You know what? They probably will. So what? They will talk about you. They will make comments. And they will promptly forget about whatever it was you did. You have to stop worrying so much about what those cowards think. If they weren’t sitting on their asses doing nothing, they’d be too busy to worry about what you were doing. You’ve got cojones. They’ve got an ass groove in their couch.
3. You might choose the wrong passion
Yeah, you might. When I started my business, it wasn’t because I loved helping entrepreneurs manage the online portion of their website. It was because I needed to pay bills. It grew into something that I love doing (when I’m working with the exact right clients), but I didn’t pick it because it lit a fire in my belly.

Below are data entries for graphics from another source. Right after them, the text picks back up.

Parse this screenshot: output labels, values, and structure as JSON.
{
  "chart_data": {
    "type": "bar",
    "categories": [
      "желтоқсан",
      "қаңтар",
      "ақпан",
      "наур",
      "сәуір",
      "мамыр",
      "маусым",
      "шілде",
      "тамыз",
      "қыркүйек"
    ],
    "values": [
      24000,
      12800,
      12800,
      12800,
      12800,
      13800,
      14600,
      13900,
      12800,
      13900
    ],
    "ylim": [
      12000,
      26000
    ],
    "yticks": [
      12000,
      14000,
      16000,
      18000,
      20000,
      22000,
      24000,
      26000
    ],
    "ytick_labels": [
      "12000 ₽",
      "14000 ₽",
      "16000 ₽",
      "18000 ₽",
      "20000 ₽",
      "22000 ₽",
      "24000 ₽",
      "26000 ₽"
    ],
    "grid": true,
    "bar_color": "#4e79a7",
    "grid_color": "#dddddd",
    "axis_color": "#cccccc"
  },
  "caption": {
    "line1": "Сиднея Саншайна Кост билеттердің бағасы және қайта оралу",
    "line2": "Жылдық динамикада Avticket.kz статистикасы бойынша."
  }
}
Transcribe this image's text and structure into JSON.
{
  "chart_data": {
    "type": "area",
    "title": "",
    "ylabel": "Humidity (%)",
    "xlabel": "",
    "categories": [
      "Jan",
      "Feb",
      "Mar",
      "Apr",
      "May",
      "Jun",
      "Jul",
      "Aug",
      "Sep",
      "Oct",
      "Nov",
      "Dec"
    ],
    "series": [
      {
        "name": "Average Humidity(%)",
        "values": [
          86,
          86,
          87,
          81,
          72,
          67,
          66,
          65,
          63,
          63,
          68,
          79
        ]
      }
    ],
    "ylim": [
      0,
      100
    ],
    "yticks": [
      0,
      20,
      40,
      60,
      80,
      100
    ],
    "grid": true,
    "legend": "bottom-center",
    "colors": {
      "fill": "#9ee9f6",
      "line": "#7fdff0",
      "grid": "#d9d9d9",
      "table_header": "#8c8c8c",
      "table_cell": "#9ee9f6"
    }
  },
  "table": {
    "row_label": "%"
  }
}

But it led me to where I am right now—and I am finally, after all these years, completely 100000% positive about what my passion is. I wouldn’t have figured it out if I hadn’t tried and failed at a few things along the way, though.
Back at the beginning of my journey (and certainly before I started down this road), fear was a thing that I used as an excuse for why I couldn’t, or shouldn’t, chase my dreams.
Now I use it as a tool.
I’m scared all the time. Of everything. But I just do it, anyway.
The more scared I am, the more I know that’s the right way.
(Except for hiking Half Dome in Yosemite. Or Angel’s Landing in Zion National Park. Because that fear is reminding me that I have shitty depth perception and I might actually die.)